Scholars visit Hainan to collect testimonies on WWII atrocities
TOKYO - Japan has to truly reflect upon its invasive history, otherwise "it won't be able to rebuild trust with its Asian neighbors", said Masahito Sato, founder of a civil group in Japan dedicated to studying the history of Japan's invasion of China's Hainan Island during World War II.
Japanese troops captured China's Hainan Island in 1939 and used it as a base of operations for its invasion of other parts of China and Southeast Asia. The Japanese military also committed numerous atrocities on the island including killing, raping and burning down villages.

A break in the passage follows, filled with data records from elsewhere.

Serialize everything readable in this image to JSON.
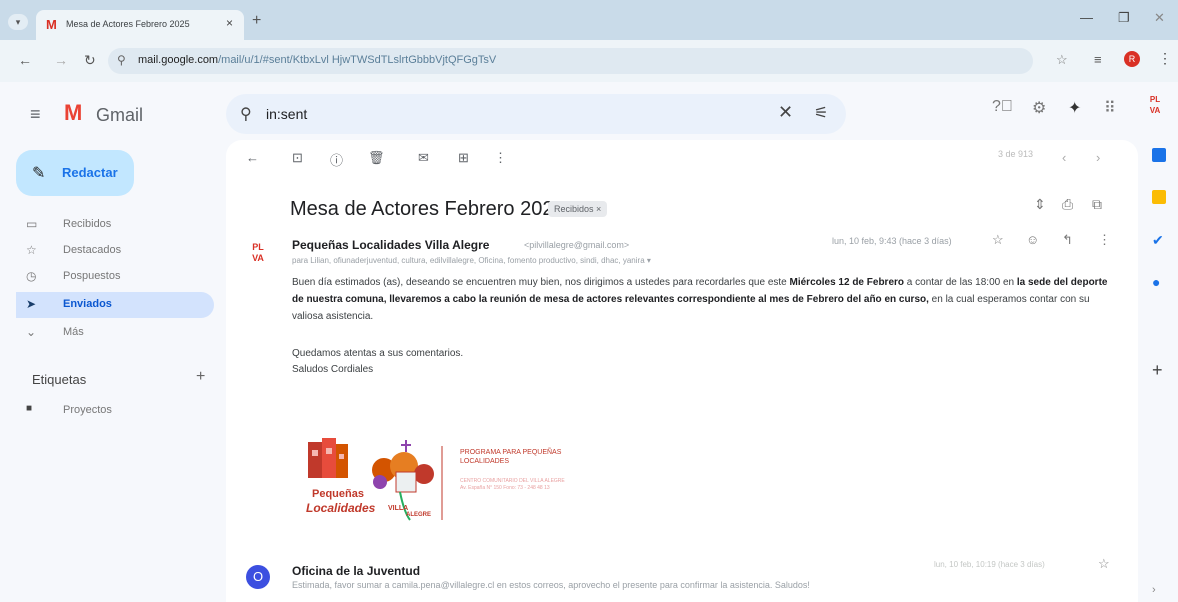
{
  "browser": {
    "tab_title": "Mesa de Actores Febrero 2025",
    "tab_close": "×",
    "new_tab": "+",
    "url_host": "mail.google.com",
    "url_path": "/mail/u/1/#sent/KtbxLvl HjwTWSdTLslrtGbbbVjtQFGgTsV",
    "profile_initial": "R"
  },
  "gmail": {
    "product_name": "Gmail",
    "search_query": "in:sent"
  },
  "sidebar": {
    "compose_label": "Redactar",
    "items": [
      {
        "label": "Recibidos",
        "icon": "inbox-icon"
      },
      {
        "label": "Destacados",
        "icon": "star-icon"
      },
      {
        "label": "Pospuestos",
        "icon": "clock-icon"
      },
      {
        "label": "Enviados",
        "icon": "send-icon"
      },
      {
        "label": "Más",
        "icon": "chevron-down-icon"
      }
    ],
    "labels_header": "Etiquetas",
    "labels": [
      {
        "label": "Proyectos"
      }
    ]
  },
  "toolbar": {
    "pager": "3 de 913"
  },
  "thread": {
    "subject": "Mesa de Actores Febrero 2025",
    "badge": "Recibidos ×",
    "message1": {
      "sender_name": "Pequeñas Localidades Villa Alegre",
      "sender_email": "<pilvillalegre@gmail.com>",
      "recipients": "para Lilian, ofiunaderjuventud, cultura, edilvillalegre, Oficina, fomento productivo, sindi, dhac, yanira ▾",
      "date": "lun, 10 feb, 9:43 (hace 3 días)",
      "body_part1": "Buen día estimados (as), deseando se encuentren muy bien, nos dirigimos a ustedes para recordarles que este ",
      "body_bold1": "Miércoles 12 de Febrero",
      "body_part2": " a contar de las 18:00 en ",
      "body_bold2": "la sede del deporte de nuestra comuna, llevaremos a cabo la reunión de mesa de actores relevantes correspondiente al mes de Febrero del año en curso,",
      "body_part3": " en la cual esperamos contar con su valiosa asistencia.",
      "closing1": "Quedamos atentas a sus comentarios.",
      "closing2": "Saludos Cordiales",
      "signature": {
        "program": "PROGRAMA PARA PEQUEÑAS LOCALIDADES",
        "program_sub": "CENTRO COMUNITARIO DEL VILLA ALEGRE Av. España N° 150 Fono: 73 - 248 48 13",
        "pequenas": "Pequeñas",
        "localidades": "Localidades",
        "villa": "VILLA",
        "alegre": "ALEGRE"
      }
    },
    "message2": {
      "avatar_letter": "O",
      "sender_name": "Oficina de la Juventud",
      "snippet": "Estimada, favor sumar a camila.pena@villalegre.cl en estos correos, aprovecho el presente para confirmar la asistencia. Saludos!",
      "date": "lun, 10 feb, 10:19 (hace 3 días)"
    }
  },
  "colors": {
    "accent": "#0b57d0",
    "compose_bg": "#c2e7ff",
    "selected_nav": "#d3e3fd",
    "gmail_red": "#ea4335"
  }
}
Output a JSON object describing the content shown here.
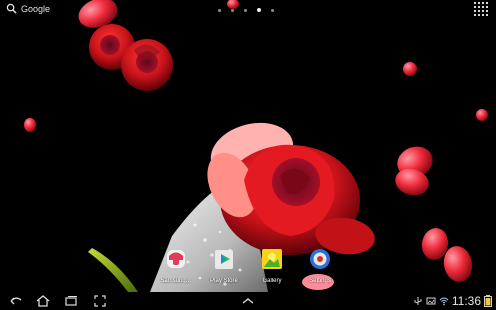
{
  "search": {
    "label": "Google",
    "icon": "search-icon"
  },
  "pager": {
    "pages": 5,
    "active_index": 3
  },
  "app_drawer": {
    "icon": "app-grid-icon"
  },
  "shortcuts": [
    {
      "label": "Samsung…",
      "icon": "samsung-apps-icon"
    },
    {
      "label": "Play Store",
      "icon": "play-store-icon"
    },
    {
      "label": "Gallery",
      "icon": "gallery-icon"
    },
    {
      "label": "Settings",
      "icon": "settings-icon"
    }
  ],
  "navbar": {
    "back_icon": "back-icon",
    "home_icon": "home-icon",
    "recent_icon": "recent-apps-icon",
    "screenshot_icon": "screenshot-icon",
    "up_icon": "chevron-up-icon"
  },
  "status": {
    "time": "11:36",
    "wifi": "wifi-icon",
    "usb": "usb-icon",
    "battery": "battery-icon"
  },
  "colors": {
    "accent": "#ff3a3a",
    "rose": "#d3201f",
    "petal": "#ff5a6c"
  }
}
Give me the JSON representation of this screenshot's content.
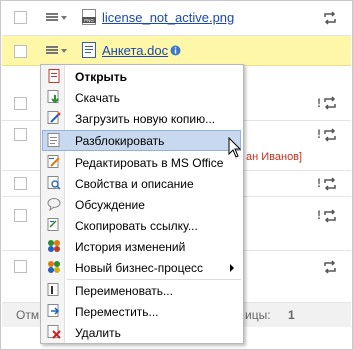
{
  "rows": [
    {
      "file": "license_not_active.png",
      "filetype": "PNG"
    },
    {
      "file": "Анкета.doc",
      "filetype": "DOC"
    }
  ],
  "partial": {
    "red_text": "ан Иванов]",
    "footer_left": "Отм",
    "footer_right": "ицы:",
    "footer_count": "1",
    "excl": "!"
  },
  "menu": {
    "items": [
      {
        "label": "Открыть",
        "icon": "open-doc-icon"
      },
      {
        "label": "Скачать",
        "icon": "download-icon"
      },
      {
        "label": "Загрузить новую копию...",
        "icon": "upload-copy-icon"
      },
      {
        "label": "Разблокировать",
        "icon": "unlock-icon"
      },
      {
        "label": "Редактировать в MS Office",
        "icon": "edit-office-icon"
      },
      {
        "label": "Свойства и описание",
        "icon": "properties-icon"
      },
      {
        "label": "Обсуждение",
        "icon": "discussion-icon"
      },
      {
        "label": "Скопировать ссылку...",
        "icon": "copy-link-icon"
      },
      {
        "label": "История изменений",
        "icon": "history-icon"
      },
      {
        "label": "Новый бизнес-процесс",
        "icon": "workflow-icon"
      },
      {
        "label": "Переименовать...",
        "icon": "rename-icon"
      },
      {
        "label": "Переместить...",
        "icon": "move-icon"
      },
      {
        "label": "Удалить",
        "icon": "delete-icon"
      }
    ]
  },
  "colors": {
    "highlight_row": "#fff7a8",
    "link": "#1a4ab0",
    "selected_item": "#c7d8ef"
  }
}
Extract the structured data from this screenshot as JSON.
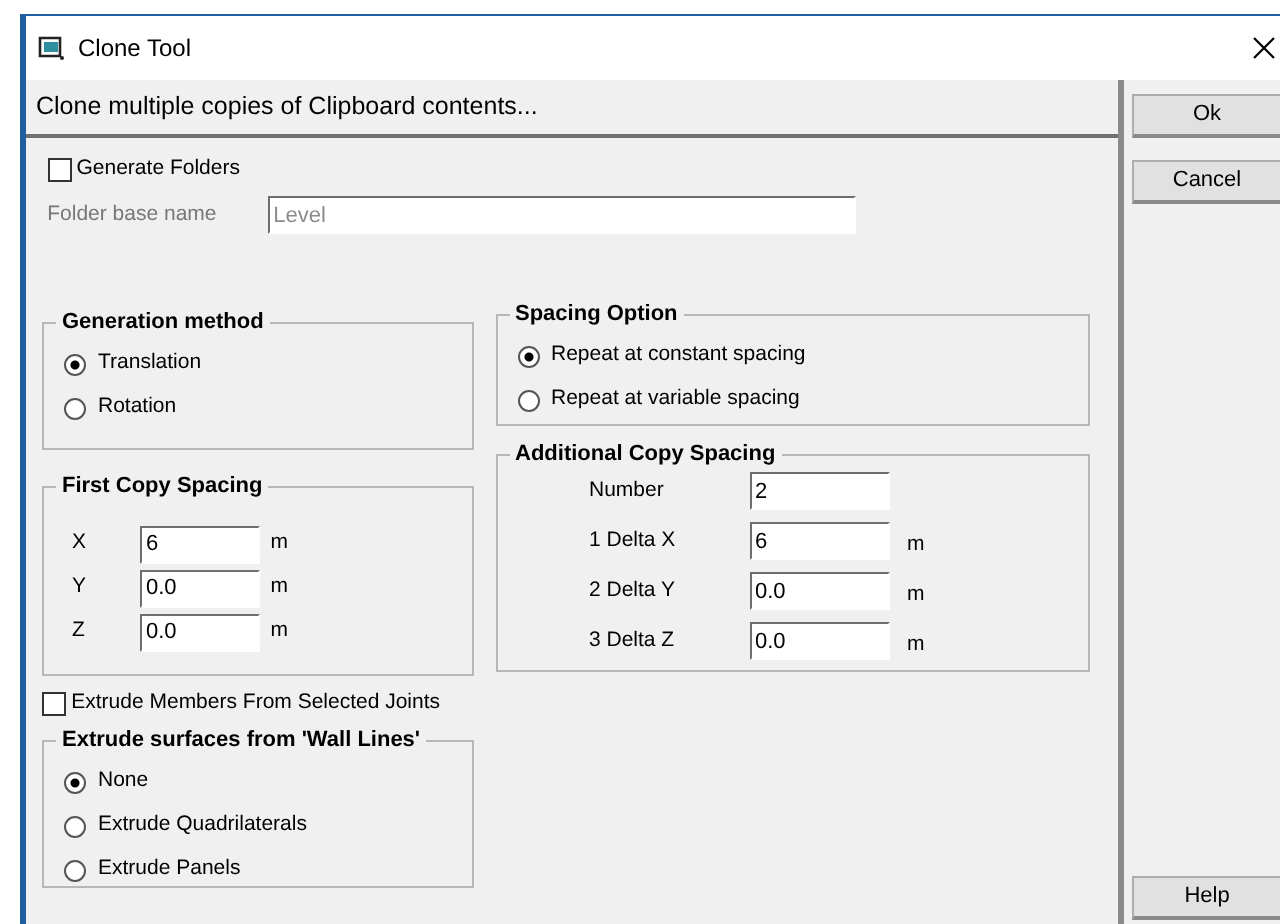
{
  "window": {
    "title": "Clone Tool"
  },
  "header": "Clone multiple copies of Clipboard contents...",
  "generate_folders": {
    "label": "Generate Folders",
    "checked": false
  },
  "folder_base_name": {
    "label": "Folder base name",
    "value": "Level",
    "disabled": true
  },
  "generation_method": {
    "title": "Generation method",
    "options": [
      {
        "label": "Translation",
        "selected": true
      },
      {
        "label": "Rotation",
        "selected": false
      }
    ]
  },
  "first_copy_spacing": {
    "title": "First Copy Spacing",
    "fields": [
      {
        "label": "X",
        "value": "6",
        "unit": "m"
      },
      {
        "label": "Y",
        "value": "0.0",
        "unit": "m"
      },
      {
        "label": "Z",
        "value": "0.0",
        "unit": "m"
      }
    ]
  },
  "spacing_option": {
    "title": "Spacing Option",
    "options": [
      {
        "label": "Repeat at constant spacing",
        "selected": true
      },
      {
        "label": "Repeat at variable spacing",
        "selected": false
      }
    ]
  },
  "additional_copy_spacing": {
    "title": "Additional Copy Spacing",
    "fields": [
      {
        "label": "Number",
        "value": "2"
      },
      {
        "label": "1 Delta X",
        "value": "6",
        "unit": "m"
      },
      {
        "label": "2 Delta Y",
        "value": "0.0",
        "unit": "m"
      },
      {
        "label": "3 Delta Z",
        "value": "0.0",
        "unit": "m"
      }
    ]
  },
  "extrude_members": {
    "label": "Extrude Members From Selected Joints",
    "checked": false
  },
  "extrude_surfaces": {
    "title": "Extrude surfaces from 'Wall Lines'",
    "options": [
      {
        "label": "None",
        "selected": true
      },
      {
        "label": "Extrude Quadrilaterals",
        "selected": false
      },
      {
        "label": "Extrude Panels",
        "selected": false
      }
    ]
  },
  "buttons": [
    {
      "label": "Ok"
    },
    {
      "label": "Cancel"
    }
  ],
  "help_button": {
    "label": "Help"
  }
}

Sato started to study the history of Japan's invasion of its neighbors in the 1970s and gradually learned about the atrocities committed by the Japanese military on the island.
To learn more about this part of history, Sato founded a civil group and he and his fellow scholars decided to visit China's second largest island by themselves to collect testimonies from local residents.
"We have to go to the places where the atrocities happened and listen to the testimonies of the victims ourselves, because our government has erased all evidences and records here on these war crimes," Sato said.
Since 1998, Sato and the members of his civil group have visited the island more than 30 times and interviewed more than 200 people, mainly relatives of the victims of Japan's atrocities.
While being appalled by the war crimes committed by Japan, they are also concerned about the current situation as most of the Japanese young people nowadays do not have sufficient knowledge of the war history due to the government's whitewashing and erasing of history.
Hidemaru Saito, a member of Sato's group, said that for some Japanese, the war was a history of Japan suffering nuclear bombing and air attacks and being a victim instead of the victimizer.
Sato said that many civil groups in Japan now are trying to tell the younger generations about the true history and "under government pressure, though the young people have very few opportunities to learn about the historical truths, such opportunities do exist".
Kim Jung-mi, a Korean scholar and also a member of Sato's civil group, said that Japan has been concealing the historical truth about the war, and the generations that really know about the truth are aging.
"We have to make these memories imprinted in history and pass on to the next generations," she said.
"If I were a Chinese, how could I trust a Japan that denies the Nanjing Massacre and the fact that Japan invaded other countries ... The first step (to build mutual trust) is to admit the history," Sato said.